While the measure does not levy a state-wide tax, it does allow counties and communities to set their own rules for how the sale and consumption of cannabis is regulated. Another popular proposal would have created a per-ounce excise tax of $50 across the state, which could have created $1.4 billion in new revenue, according to the California State Board of Equalization.

Lovell's claim that children will use the drug at an increasing rate is seemingly contradicted by a University of California study published in 2003, where researchers sought to compare marijuana policies in the Netherlands to the United States. The study found that decriminalization did not drive up rates of usage in the general population.

Legalization advocates, meanwhile, point to the fact that subjecting the drug to public regulation would make it more difficult for young people to obtain being that drug dealers do not ask for age verification.

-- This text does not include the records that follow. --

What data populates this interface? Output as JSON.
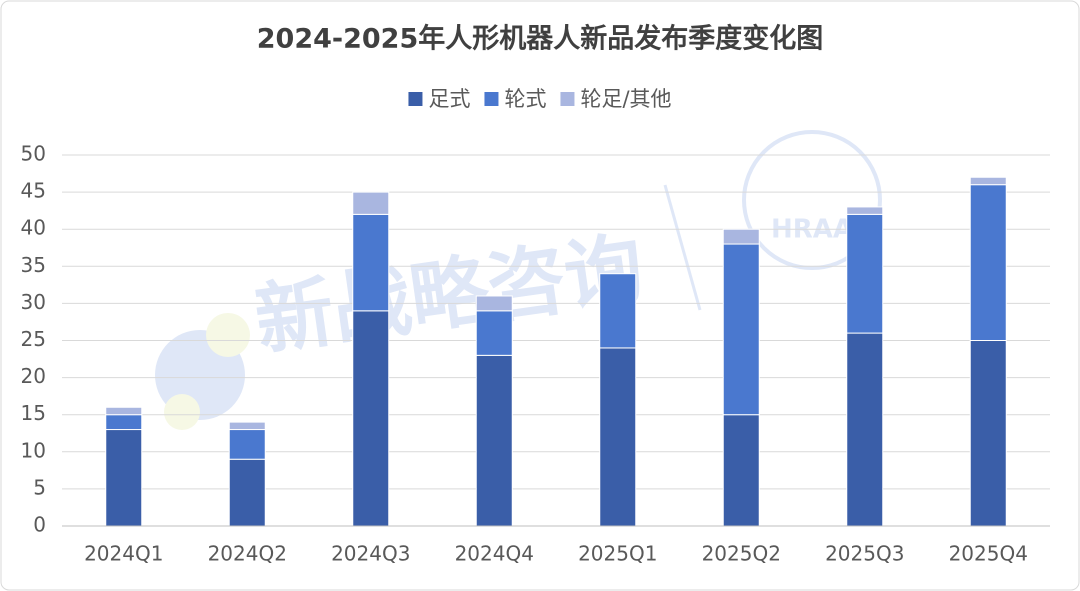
{
  "chart_data": {
    "type": "stacked_bar",
    "title": "2024-2025年人形机器人新品发布季度变化图",
    "categories": [
      "2024Q1",
      "2024Q2",
      "2024Q3",
      "2024Q4",
      "2025Q1",
      "2025Q2",
      "2025Q3",
      "2025Q4"
    ],
    "series": [
      {
        "name": "足式",
        "color": "#3a5ea8",
        "values": [
          13,
          9,
          29,
          23,
          24,
          15,
          26,
          25
        ]
      },
      {
        "name": "轮式",
        "color": "#4a78cf",
        "values": [
          2,
          4,
          13,
          6,
          10,
          23,
          16,
          21
        ]
      },
      {
        "name": "轮足/其他",
        "color": "#a9b6e0",
        "values": [
          1,
          1,
          3,
          2,
          0,
          2,
          1,
          1
        ]
      }
    ],
    "ylim": [
      0,
      50
    ],
    "yticks": [
      0,
      5,
      10,
      15,
      20,
      25,
      30,
      35,
      40,
      45,
      50
    ],
    "grid": true,
    "legend": "top",
    "watermarks": [
      "新战略咨询",
      "HRAA"
    ]
  }
}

Both sides are confident they will succeed in November, but Lovell acknowledged that legalization supporters have more funds for now.

"We will raise enough money to defeat the measure. The proponents will raise more money, but we will win," he vowed.

Zachary Risner of the Cannabis Club Network said regulating and taxing cannabis "makes much more sense" than spending millions each year on marijuana arrests and prosecution.

"The financial benefits and job creation benefits alone should be enough to impact each voter at the ballot box this November," he said.

Under the measure, people aged 21 and older could own up to one ounce (28 grams) of pot for personal use. Possessing an ounce or less of marijuana has been a misdemeanor with fines of 100 dollars since 1975, when a law was passed that reduced tougher penalties.

It would also allow adults to grow up to 25 square feet (two square meters) of cannabis per residence or parcel.

President Obama has said that he in no way supports legalization of marijuana and does not believe it is a viable option to grow states' economies. Though his drug czar swept into Washington declaring an end to the "drug war" and promising a new focus on treatment over prison, the Office on National Drug Control Policy's 2011 funding highlights show an increasing tide of enforcement and punishment dollars when compared to funds dedicated to rehabilitative measures.

California will be the first state to hold a popular vote on legalization.